What features are most important for a machine learning model? The best measures are the SHAP values (Shapley Additive Explanations) which is based on cooperative game theory through finding what is the impact or value from a single feature relative to all combination of features. It is not the same as a coefficient in a regression so we cannot say what is the impact from a change in the exogenous variable. It does tell us the importance of one feature over others within a model, so it can provide focus on the most relevant features. The SHAP tells us the importance of each feature on the prediction of the model, but it does not provide any information on the quality of the prediction.
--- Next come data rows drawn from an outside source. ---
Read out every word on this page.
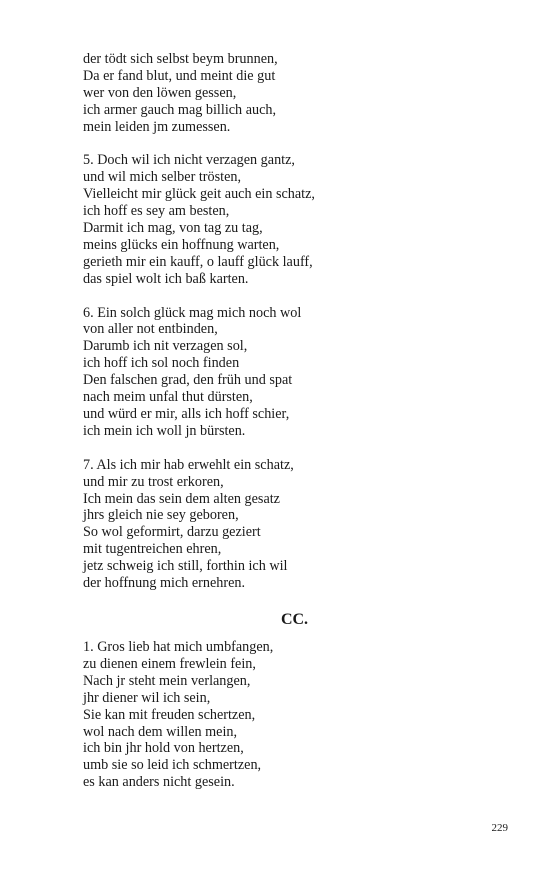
der tödt sich selbst beym brunnen,
Da er fand blut, und meint die gut
wer von den löwen gessen,
ich armer gauch mag billich auch,
mein leiden jm zumessen.

5. Doch wil ich nicht verzagen gantz,
und wil mich selber trösten,
Vielleicht mir glück geit auch ein schatz,
ich hoff es sey am besten,
Darmit ich mag, von tag zu tag,
meins glücks ein hoffnung warten,
gerieth mir ein kauff, o lauff glück lauff,
das spiel wolt ich baß karten.

6. Ein solch glück mag mich noch wol
von aller not entbinden,
Darumb ich nit verzagen sol,
ich hoff ich sol noch finden
Den falschen grad, den früh und spat
nach meim unfal thut dürsten,
und würd er mir, alls ich hoff schier,
ich mein ich woll jn bürsten.

7. Als ich mir hab erwehlt ein schatz,
und mir zu trost erkoren,
Ich mein das sein dem alten gesatz
jhrs gleich nie sey geboren,
So wol geformirt, darzu geziert
mit tugentreichen ehren,
jetz schweig ich still, forthin ich wil
der hoffnung mich ernehren.

CC.

1. Gros lieb hat mich umbfangen,
zu dienen einem frewlein fein,
Nach jr steht mein verlangen,
jhr diener wil ich sein,
Sie kan mit freuden schertzen,
wol nach dem willen mein,
ich bin jhr hold von hertzen,
umb sie so leid ich schmertzen,
es kan anders nicht gesein.

229
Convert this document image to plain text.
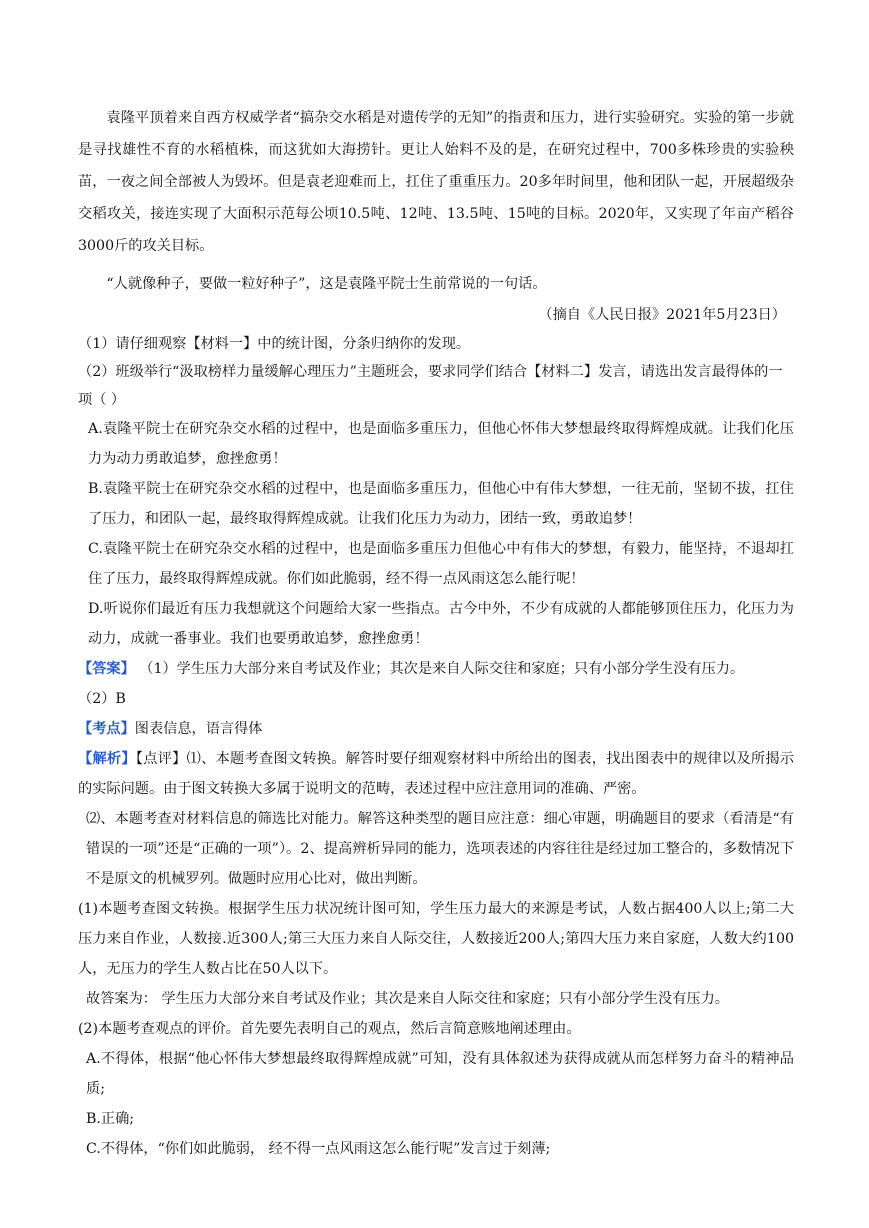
袁隆平顶着来自西方权威学者“搞杂交水稻是对遗传学的无知”的指责和压力，进行实验研究。实验的第一步就是寻找雄性不育的水稻植株，而这犹如大海捞针。更让人始料不及的是，在研究过程中，700多株珍贵的实验秧苗，一夜之间全部被人为毁坏。但是袁老迎难而上，扛住了重重压力。20多年时间里，他和团队一起，开展超级杂交稻攻关，接连实现了大面积示范每公顷10.5吨、12吨、13.5吨、15吨的目标。2020年，又实现了年亩产稻谷3000斤的攻关目标。

“人就像种子，要做一粒好种子”，这是袁隆平院士生前常说的一句话。

（摘自《人民日报》2021年5月23日）

（1）请仔细观察【材料一】中的统计图，分条归纳你的发现。

（2）班级举行“汲取榜样力量缓解心理压力”主题班会，要求同学们结合【材料二】发言，请选出发言最得体的一项（ ）

A.袁隆平院士在研究杂交水稻的过程中，也是面临多重压力，但他心怀伟大梦想最终取得辉煌成就。让我们化压力为动力勇敢追梦，愈挫愈勇！

B.袁隆平院士在研究杂交水稻的过程中，也是面临多重压力，但他心中有伟大梦想，一往无前，坚韧不拔，扛住了压力，和团队一起，最终取得辉煌成就。让我们化压力为动力，团结一致，勇敢追梦！

C.袁隆平院士在研究杂交水稻的过程中，也是面临多重压力但他心中有伟大的梦想，有毅力，能坚持，不退却扛住了压力，最终取得辉煌成就。你们如此脆弱，经不得一点风雨这怎么能行呢！

D.听说你们最近有压力我想就这个问题给大家一些指点。古今中外，不少有成就的人都能够顶住压力，化压力为动力，成就一番事业。我们也要勇敢追梦，愈挫愈勇！

【答案】 （1）学生压力大部分来自考试及作业；其次是来自人际交往和家庭；只有小部分学生没有压力。

（2）B

【考点】图表信息，语言得体

【解析】【点评】⑴、本题考查图文转换。解答时要仔细观察材料中所给出的图表，找出图表中的规律以及所揭示的实际问题。由于图文转换大多属于说明文的范畴，表述过程中应注意用词的准确、严密。

⑵、本题考查对材料信息的筛选比对能力。解答这种类型的题目应注意：细心审题，明确题目的要求（看清是“有错误的一项”还是“正确的一项”）。2、提高辨析异同的能力，选项表述的内容往往是经过加工整合的，多数情况下不是原文的机械罗列。做题时应用心比对，做出判断。

(1)本题考查图文转换。根据学生压力状况统计图可知，学生压力最大的来源是考试，人数占据400人以上;第二大压力来自作业，人数接.近300人;第三大压力来自人际交往，人数接近200人;第四大压力来自家庭，人数大约100人，无压力的学生人数占比在50人以下。

故答案为： 学生压力大部分来自考试及作业；其次是来自人际交往和家庭；只有小部分学生没有压力。

(2)本题考查观点的评价。首先要先表明自己的观点，然后言简意赅地阐述理由。

A.不得体，根据“他心怀伟大梦想最终取得辉煌成就”可知，没有具体叙述为获得成就从而怎样努力奋斗的精神品质;

B.正确;

C.不得体，“你们如此脆弱， 经不得一点风雨这怎么能行呢”发言过于刻薄;
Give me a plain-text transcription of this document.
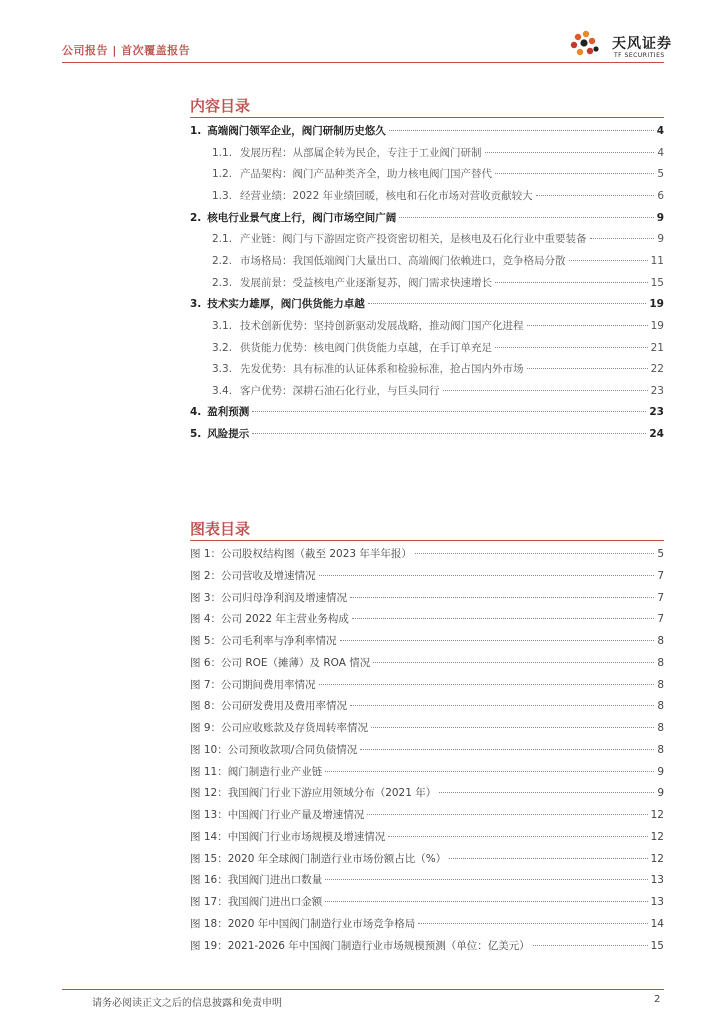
公司报告 | 首次覆盖报告	天风证券
TF SECURITIES
内容目录
1. 高端阀门领军企业，阀门研制历史悠久	4
1.1. 发展历程：从部属企转为民企，专注于工业阀门研制	4
1.2. 产品架构：阀门产品种类齐全，助力核电阀门国产替代	5
1.3. 经营业绩：2022 年业绩回暖，核电和石化市场对营收贡献较大	6
2. 核电行业景气度上行，阀门市场空间广阔	9
2.1. 产业链：阀门与下游固定资产投资密切相关，是核电及石化行业中重要装备	9
2.2. 市场格局：我国低端阀门大量出口、高端阀门依赖进口，竞争格局分散	11
2.3. 发展前景：受益核电产业逐渐复苏，阀门需求快速增长	15
3. 技术实力雄厚，阀门供货能力卓越	19
3.1. 技术创新优势：坚持创新驱动发展战略，推动阀门国产化进程	19
3.2. 供货能力优势：核电阀门供货能力卓越，在手订单充足	21
3.3. 先发优势：具有标准的认证体系和检验标准，抢占国内外市场	22
3.4. 客户优势：深耕石油石化行业，与巨头同行	23
4. 盈利预测	23
5. 风险提示	24
图表目录
图 1：公司股权结构图（截至 2023 年半年报）	5
图 2：公司营收及增速情况	7
图 3：公司归母净利润及增速情况	7
图 4：公司 2022 年主营业务构成	7
图 5：公司毛利率与净利率情况	8
图 6：公司 ROE（摊薄）及 ROA 情况	8
图 7：公司期间费用率情况	8
图 8：公司研发费用及费用率情况	8
图 9：公司应收账款及存货周转率情况	8
图 10：公司预收款项/合同负债情况	8
图 11：阀门制造行业产业链	9
图 12：我国阀门行业下游应用领域分布（2021 年）	9
图 13：中国阀门行业产量及增速情况	12
图 14：中国阀门行业市场规模及增速情况	12
图 15：2020 年全球阀门制造行业市场份额占比（%）	12
图 16：我国阀门进出口数量	13
图 17：我国阀门进出口金额	13
图 18：2020 年中国阀门制造行业市场竞争格局	14
图 19：2021-2026 年中国阀门制造行业市场规模预测（单位：亿美元）	15
请务必阅读正文之后的信息披露和免责申明	2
The cooperative game approach assumes that features are like players and measures the contribution of the feature on the overall prediction for each observation. The sum of the SHAP values will be 1, so this is the percentage contribution of a given feature.
If there is an observation X, it will have a prediction f(x) with E[f(x)] the expected value of the target variable. The sum of the SHAP will be f(x) which for any observation X will vary against the average E[f(x)]. The SHAP will change with each observation which is an interesting characteristic because that will tell whether a given feature observation will be impactful on the model output. High (low) values of a feature observation may have high (low) positive contributions which provides useful information on the non-linear sensitivity of given features.
There are several ways to look at the SHAP value. Features can be just rank ordered by their SHAP over a given period, so we know what the mean SHAP value for a given feature relative to all other features. What is also useful is a beeswarm or violin graph which shows the feature value (high or low) as color for each observation versus the SHAP value, the impact on model output. This can be done for each feature which will tell us the observation importance on model prediction. The data for given set of observation can also be looked as a waterfall graph.
These types of techniques provide a richness of output from a ML model that can generate insights that may not be possible through standard regression techniques.